2015年6月4日木曜日

地域医療構想GLは「地域医療を考えるきっかけ」

日本病院会は5月30日に社員総会を開催し、堺常雄会長をはじめ、執行部の再任を決めました。 総会後に開かれた記者会見の席上、相澤孝夫副会長は地域医療構想について「3000点や600点という数字は、地域のベッドの機能などを決めるものではない」ことを強調した上で、「地域医療構想ガイドラインは、地域の実情を最も把握している医師が、地域の医療提供体制を考えるきっかけとなるものだ」と説明されました。






相澤副会長は、「あるべき医療の姿はどのようなものなのか、そのためにはどれだけの費用が必要なのかを提示することが日本病院会の役割だと思う。一方で、時代の要請に合わせて変えていかなければならない部分もある。地域の医療の実情は、地域の医師が最もよく分かっている。地域医療構想は、こうした点を考えるきっかけになるのではないか」との考えを表明されました。ガイドラインに示された「急性期は3000点以上、急性期は600点以上」などの数字が一人歩きし、「600点以上でない病床は急性期ではない」などと誤った解釈が広まることに強い懸念を示しました。
 また堺会長は、主に二次医療圏単位で設定される構想区域ごとの診療データを活用して「例えばA県のa市と、B県のb町の状況が似ているなどということが分かると思う。このように類型化をし、a市ではこういった取り組みをしており効果を上げているので、b町でも同様の取り組みをしてはどうかといった議論が可能になると思う」と見通しました。
 診療データの活用については、相澤副会長から「自院が現在の姿と、周囲の医療機関の姿を比較できるような形でデータを示してもらえるよう厚生労働省に求めている。ただし、すべての医療機関がデータを十分に活用できるわけではないだろうから、日本病院会が『見える化』を行っていきたい」との考えも示されました。

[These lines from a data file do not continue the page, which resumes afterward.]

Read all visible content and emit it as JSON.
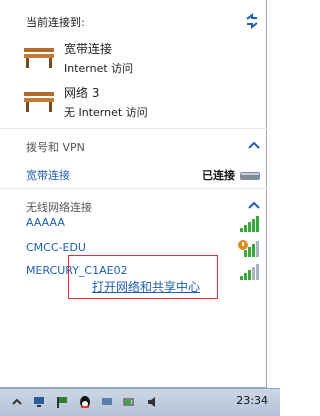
{
  "panel": {
    "current_header": "当前连接到:",
    "connections": [
      {
        "name": "宽带连接",
        "status": "Internet 访问"
      },
      {
        "name": "网络  3",
        "status": "无 Internet 访问"
      }
    ],
    "dialup": {
      "title": "拨号和 VPN",
      "item": {
        "label": "宽带连接",
        "status": "已连接"
      }
    },
    "wireless": {
      "title": "无线网络连接",
      "networks": [
        {
          "ssid": "AAAAA",
          "signal": 5,
          "secured": false
        },
        {
          "ssid": "CMCC-EDU",
          "signal": 4,
          "secured": true
        },
        {
          "ssid": "MERCURY_C1AE02",
          "signal": 3,
          "secured": false
        }
      ]
    },
    "open_center_link": "打开网络和共享中心"
  },
  "taskbar": {
    "time": "23:34",
    "tray_icons": [
      "tray-expand-icon",
      "network-icon",
      "qq-icon",
      "battery-icon",
      "volume-icon",
      "input-method-icon"
    ]
  },
  "colors": {
    "link": "#1f5fb3",
    "highlight_box": "#d33333",
    "taskbar": "#b3c2d6"
  }
}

2016年度の診療報酬改定について堺会長は、「マイナス改定に近い状況という感触がある」と見通した上で、「国民にとって、病院も診療所もあまり関係ない。病院のことだけでなく、国民の視点に立って考える必要がある」との考えを強調されました。
 また、前回の改定で新設された地域包括ケア病棟の届け出が進んでいない点に触れ、「地域包括ケア病棟には、急性期後の患者の受け入れや緊急時の対応といった機能が求められているが、急性期を担うためには現在の診療報酬では厳しいと思う。一方、7対1から地域包括ケアに移行する場合、現場の看護師は『なぜ』という思いを持つのではないだろうか。現在の地域包括ケア病棟には、経済的にもそれ以外にも十分なインセンティブが付いていないと思う」と述べられ、7対1からの転換をより促すような報酬設定が必要との考えを示しています。

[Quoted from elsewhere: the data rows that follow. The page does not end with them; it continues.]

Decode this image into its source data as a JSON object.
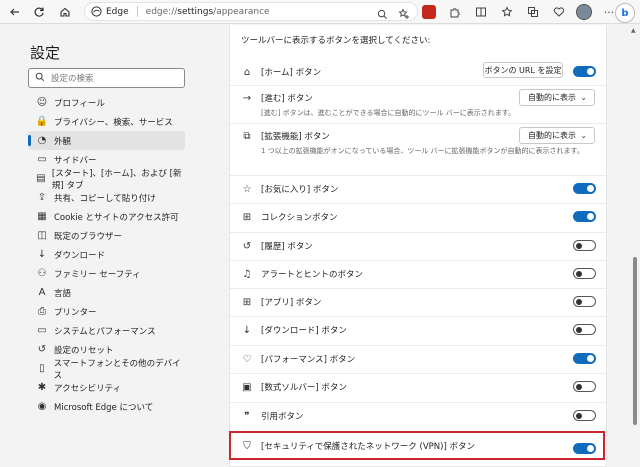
{
  "browser": {
    "site_label": "Edge",
    "url_host": "edge://",
    "url_path_bold": "settings",
    "url_path_rest": "/appearance",
    "bing_label": "b"
  },
  "sidebar": {
    "title": "設定",
    "search_placeholder": "設定の検索",
    "items": [
      {
        "label": "プロフィール",
        "icon": "profile-icon",
        "glyph": "☺"
      },
      {
        "label": "プライバシー、検索、サービス",
        "icon": "lock-icon",
        "glyph": "🔒"
      },
      {
        "label": "外観",
        "icon": "palette-icon",
        "glyph": "◔",
        "active": true
      },
      {
        "label": "サイドバー",
        "icon": "sidebar-icon",
        "glyph": "▭"
      },
      {
        "label": "[スタート]、[ホーム]、および [新規] タブ",
        "icon": "home-tab-icon",
        "glyph": "▤"
      },
      {
        "label": "共有、コピーして貼り付け",
        "icon": "share-icon",
        "glyph": "⇪"
      },
      {
        "label": "Cookie とサイトのアクセス許可",
        "icon": "cookie-icon",
        "glyph": "▦"
      },
      {
        "label": "既定のブラウザー",
        "icon": "browser-icon",
        "glyph": "◫"
      },
      {
        "label": "ダウンロード",
        "icon": "download-icon",
        "glyph": "↓"
      },
      {
        "label": "ファミリー セーフティ",
        "icon": "family-icon",
        "glyph": "⚇"
      },
      {
        "label": "言語",
        "icon": "language-icon",
        "glyph": "A"
      },
      {
        "label": "プリンター",
        "icon": "printer-icon",
        "glyph": "⎙"
      },
      {
        "label": "システムとパフォーマンス",
        "icon": "system-icon",
        "glyph": "▭"
      },
      {
        "label": "設定のリセット",
        "icon": "reset-icon",
        "glyph": "↺"
      },
      {
        "label": "スマートフォンとその他のデバイス",
        "icon": "phone-icon",
        "glyph": "▯"
      },
      {
        "label": "アクセシビリティ",
        "icon": "accessibility-icon",
        "glyph": "✱"
      },
      {
        "label": "Microsoft Edge について",
        "icon": "edge-logo-icon",
        "glyph": "◉"
      }
    ]
  },
  "main": {
    "section_title": "ツールバーに表示するボタンを選択してください:",
    "rows": [
      {
        "label": "[ホーム] ボタン",
        "icon": "home-icon",
        "glyph": "⌂",
        "control": "toggle",
        "on": true,
        "extra_button": "ボタンの URL を設定"
      },
      {
        "label": "[進む] ボタン",
        "icon": "forward-icon",
        "glyph": "→",
        "control": "select",
        "value": "自動的に表示",
        "desc": "[進む] ボタンは、進むことができる場合に自動的にツール バーに表示されます。"
      },
      {
        "label": "[拡張機能] ボタン",
        "icon": "extensions-icon",
        "glyph": "⧉",
        "control": "select",
        "value": "自動的に表示",
        "desc": "1 つ以上の拡張機能がオンになっている場合、ツール バーに拡張機能ボタンが自動的に表示されます。"
      },
      {
        "label": "[お気に入り] ボタン",
        "icon": "favorites-icon",
        "glyph": "☆",
        "control": "toggle",
        "on": true
      },
      {
        "label": "コレクションボタン",
        "icon": "collections-icon",
        "glyph": "⊞",
        "control": "toggle",
        "on": true
      },
      {
        "label": "[履歴] ボタン",
        "icon": "history-icon",
        "glyph": "↺",
        "control": "toggle",
        "on": false
      },
      {
        "label": "アラートとヒントのボタン",
        "icon": "bell-icon",
        "glyph": "♫",
        "control": "toggle",
        "on": false
      },
      {
        "label": "[アプリ] ボタン",
        "icon": "apps-icon",
        "glyph": "⊞",
        "control": "toggle",
        "on": false
      },
      {
        "label": "[ダウンロード] ボタン",
        "icon": "download-icon",
        "glyph": "↓",
        "control": "toggle",
        "on": false
      },
      {
        "label": "[パフォーマンス] ボタン",
        "icon": "performance-icon",
        "glyph": "♡",
        "control": "toggle",
        "on": true
      },
      {
        "label": "[数式ソルバー] ボタン",
        "icon": "math-solver-icon",
        "glyph": "▣",
        "control": "toggle",
        "on": false
      },
      {
        "label": "引用ボタン",
        "icon": "quote-icon",
        "glyph": "❞",
        "control": "toggle",
        "on": false
      },
      {
        "label": "[セキュリティで保護されたネットワーク (VPN)] ボタン",
        "icon": "shield-icon",
        "glyph": "⛉",
        "control": "toggle",
        "on": true
      }
    ]
  },
  "colors": {
    "accent": "#0f6cbd",
    "highlight": "#c9252d"
  }
}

 なお大道道大副会長は「5月29日に入院医療等の調査・評価分科会に調査結果が示されたが、中小病院、特に100床前後の病院の実態は見えてこない。例えば光熱費が1年のうちに何度も引き上げられるような状況の中で、中小病院には16年度の報酬改定を乗り越えられるのかという不安感がある。日病が中小病院のデータをそろえ、提言していきたい」との考えを述べられました。

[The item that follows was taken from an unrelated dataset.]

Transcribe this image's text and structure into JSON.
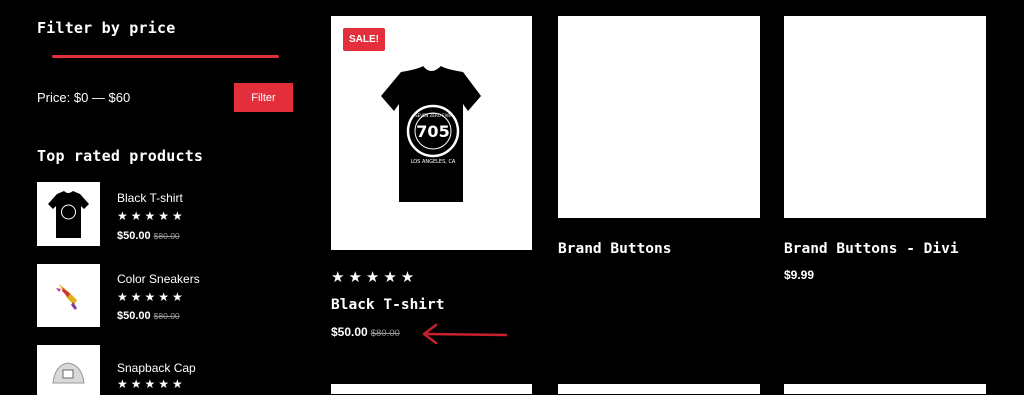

地域医療構想については、様々な情報が行き交っており、誤まった情報から誤まった分析を行なっている医療機関も見受けられます。そこには、いかに構想区域でイニチアティブを取るかという視点で自院のことしか考えていないところがありますが、ここの目的はそうではないことを各医療機関の経営幹部が理解するまでにはまだ少し先になりそうですが、そういっている間に協議の場が開かれるわけで、構想区域によっては協議など進まないことも懸念されます。